Pour les clients, la transparence des coûts devient un sujet majeur. Plusieurs DSI interrogés par TechCrunch expliquent qu'ils cherchent à comparer les offres Anthropic, Google ou Mistral sur la base du coût total de possession, y compris la latence et l'hébergement des données. Le moindre dérapage médiatisé sur la confidentialité des prompts ou la gouvernance des modèles renforcerait la pression pour basculer sur des solutions open source déployées sur site.

Regards croisés

Ed Zitron met en avant le risque d'une bulle de valorisation alimentée par des revenus largement rétrocédés à Microsoft. Un cadre cité anonymement par TechCrunch insiste de son côté sur la nature « nette » des montants, estimant que l'accord demeure équilibré. Les investisseurs sondés par The Information voient plutôt l'opportunité d'une introduction en Bourse qui mettrait fin à l'opacité actuelle et permettrait aux salariés d'exercer leurs stock-options. Enfin, les grands comptes utilisateurs de GPT-4.1 espèrent que cette transparence forcée conduira à une tarification plus lisible et à des garanties financières en cas d'indisponibilité de la plateforme.

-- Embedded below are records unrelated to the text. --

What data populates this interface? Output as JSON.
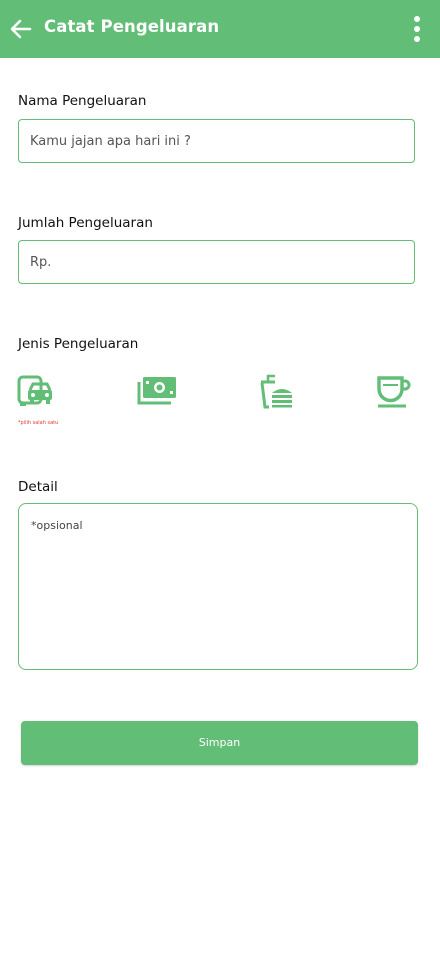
{
  "appbar": {
    "title": "Catat Pengeluaran",
    "back_icon": "arrow-left-icon",
    "menu_icon": "more-vertical-icon",
    "color": "#62bd77"
  },
  "form": {
    "name": {
      "label": "Nama Pengeluaran",
      "placeholder": "Kamu jajan apa hari ini ?"
    },
    "amount": {
      "label": "Jumlah Pengeluaran",
      "placeholder": "Rp."
    },
    "type": {
      "label": "Jenis Pengeluaran",
      "hint": "*pilih salah satu",
      "hint_color": "#e53935",
      "options": [
        {
          "icon": "transport-icon"
        },
        {
          "icon": "money-icon"
        },
        {
          "icon": "fast-food-icon"
        },
        {
          "icon": "coffee-cup-icon"
        }
      ]
    },
    "detail": {
      "label": "Detail",
      "placeholder": "*opsional"
    },
    "submit_label": "Simpan"
  }
}
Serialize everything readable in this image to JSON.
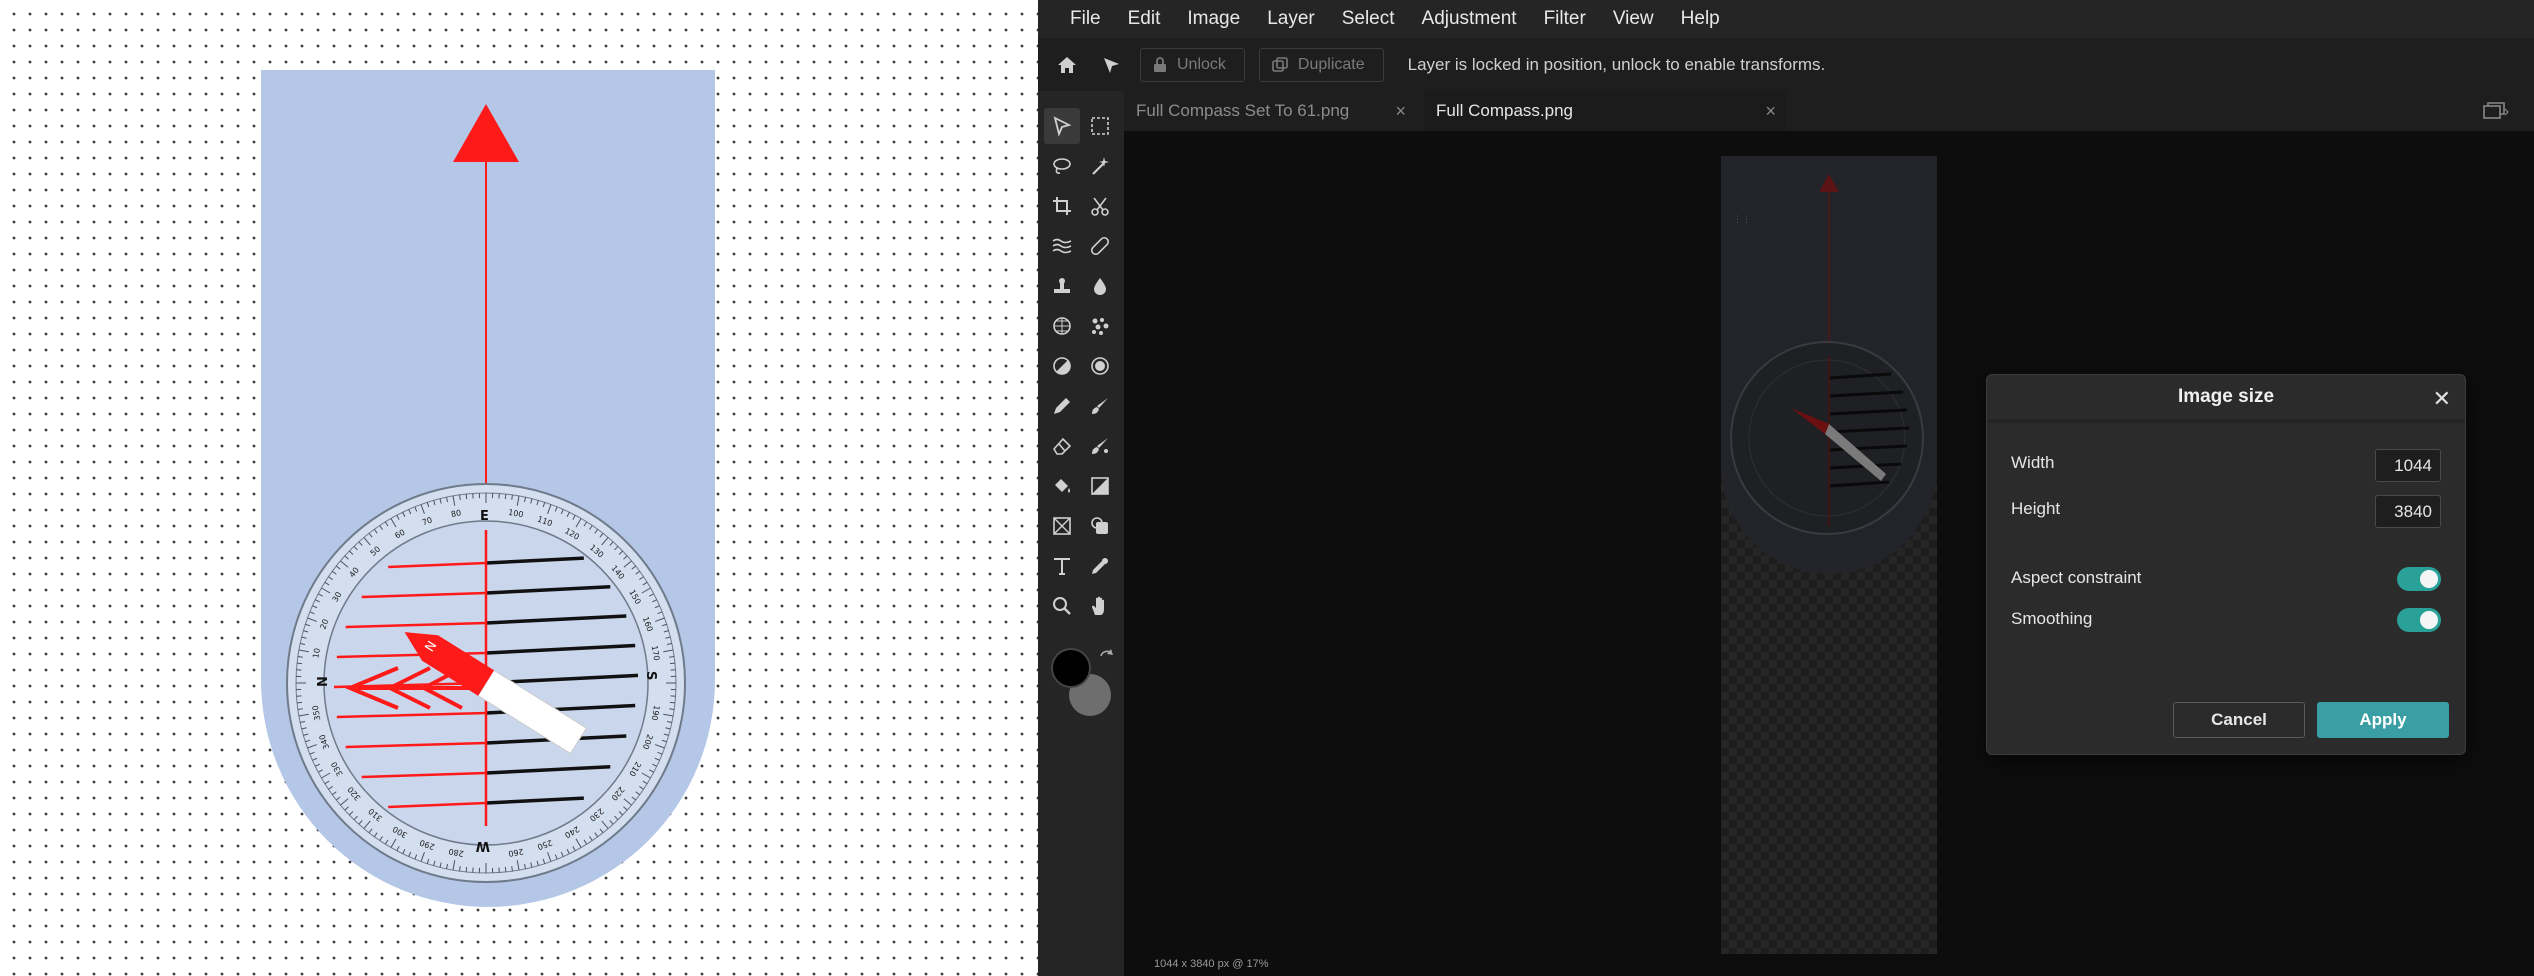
{
  "menu": [
    "File",
    "Edit",
    "Image",
    "Layer",
    "Select",
    "Adjustment",
    "Filter",
    "View",
    "Help"
  ],
  "toolbar": {
    "unlock_label": "Unlock",
    "duplicate_label": "Duplicate",
    "message": "Layer is locked in position, unlock to enable transforms."
  },
  "tabs": [
    {
      "label": "Full Compass Set To 61.png",
      "active": false
    },
    {
      "label": "Full Compass.png",
      "active": true
    }
  ],
  "status": "1044 x 3840 px @ 17%",
  "dialog": {
    "title": "Image size",
    "width_label": "Width",
    "width_value": "1044",
    "height_label": "Height",
    "height_value": "3840",
    "aspect_label": "Aspect constraint",
    "aspect_on": true,
    "smoothing_label": "Smoothing",
    "smoothing_on": true,
    "cancel_label": "Cancel",
    "apply_label": "Apply"
  },
  "compass": {
    "cardinals": {
      "N": "N",
      "E": "E",
      "S": "S",
      "W": "W"
    },
    "degree_labels": [
      "10",
      "20",
      "30",
      "40",
      "50",
      "60",
      "70",
      "80",
      "100",
      "110",
      "120",
      "130",
      "140",
      "150",
      "160",
      "170",
      "190",
      "200",
      "210",
      "220",
      "230",
      "240",
      "250",
      "260",
      "280",
      "290",
      "300",
      "310",
      "320",
      "330",
      "340",
      "350"
    ]
  },
  "colors": {
    "plate": "#b4c7e7",
    "red": "#ff1a1a",
    "accent": "#3a9fa4",
    "toggle": "#2aa198"
  }
}
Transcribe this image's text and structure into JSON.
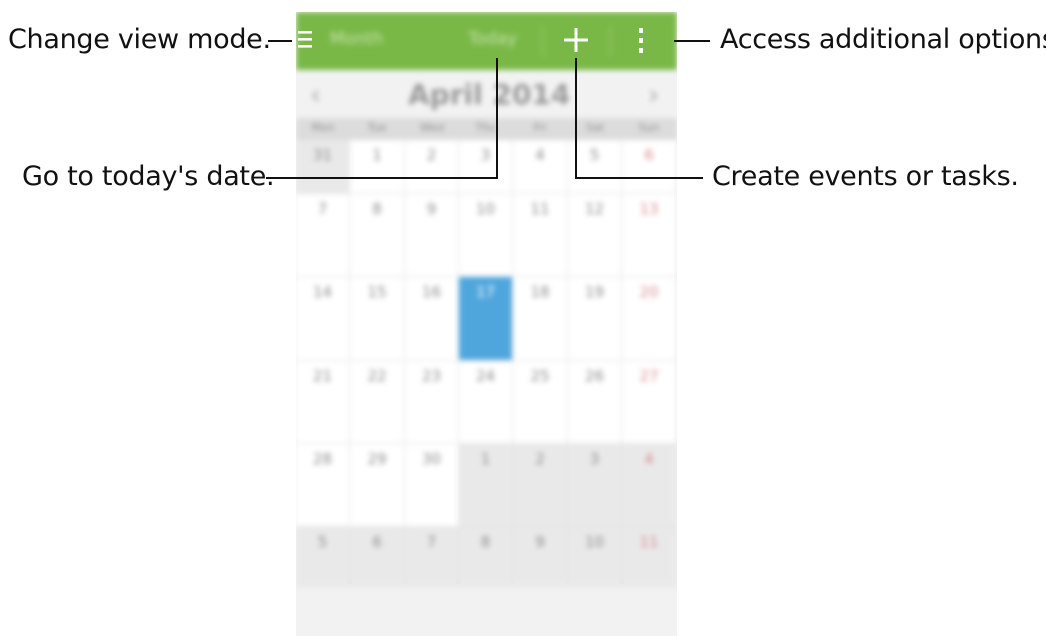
{
  "callouts": {
    "view_mode": "Change view mode.",
    "today": "Go to today's date.",
    "options": "Access additional options.",
    "create": "Create events or tasks."
  },
  "app": {
    "actionbar": {
      "view_mode_label": "Month",
      "today_label": "Today",
      "add_icon": "plus-icon",
      "menu_icon": "hamburger-icon",
      "more_icon": "overflow-menu-icon",
      "color": "#79b847"
    },
    "month": {
      "title": "April 2014",
      "prev": "‹",
      "next": "›"
    },
    "weekdays": [
      "Mon",
      "Tue",
      "Wed",
      "Thu",
      "Fri",
      "Sat",
      "Sun"
    ],
    "weeks": [
      [
        "31",
        "1",
        "2",
        "3",
        "4",
        "5",
        "6"
      ],
      [
        "7",
        "8",
        "9",
        "10",
        "11",
        "12",
        "13"
      ],
      [
        "14",
        "15",
        "16",
        "17",
        "18",
        "19",
        "20"
      ],
      [
        "21",
        "22",
        "23",
        "24",
        "25",
        "26",
        "27"
      ],
      [
        "28",
        "29",
        "30",
        "1",
        "2",
        "3",
        "4"
      ],
      [
        "5",
        "6",
        "7",
        "8",
        "9",
        "10",
        "11"
      ]
    ],
    "selected_date": "17",
    "accent_selected": "#4fa6dd"
  }
}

En toile de fond, Sam Altman répète que l'objectif reste de créer une AGI sûre et de démocratiser les outils de raisonnement. Mais la réalité financière rappelée par les fuites oblige désormais OpenAI à prouver qu'elle peut conjuguer mission long terme et discipline budgétaire. Le débat sur l'ouverture du capital ou l'arrivée de partenaires industriels supplémentaires n'en est qu'à ses débuts.

Conclusion

Les documents exhumés cette semaine agissent comme un électrochoc : derrière les annonces produits de GPT-4.1, la machine OpenAI tourne à plein régime mais doit encore convaincre que sa trajectoire est soutenable. Si l'entreprise réussit à optimiser ses inférences, à élargir sa base de revenus et à clarifier la gouvernance avec Microsoft, elle pourra consolider sa place de leader. Dans le cas inverse, la pression des régulateurs et des concurrents pourrait la pousser à revoir sa stratégie plus tôt que prévu.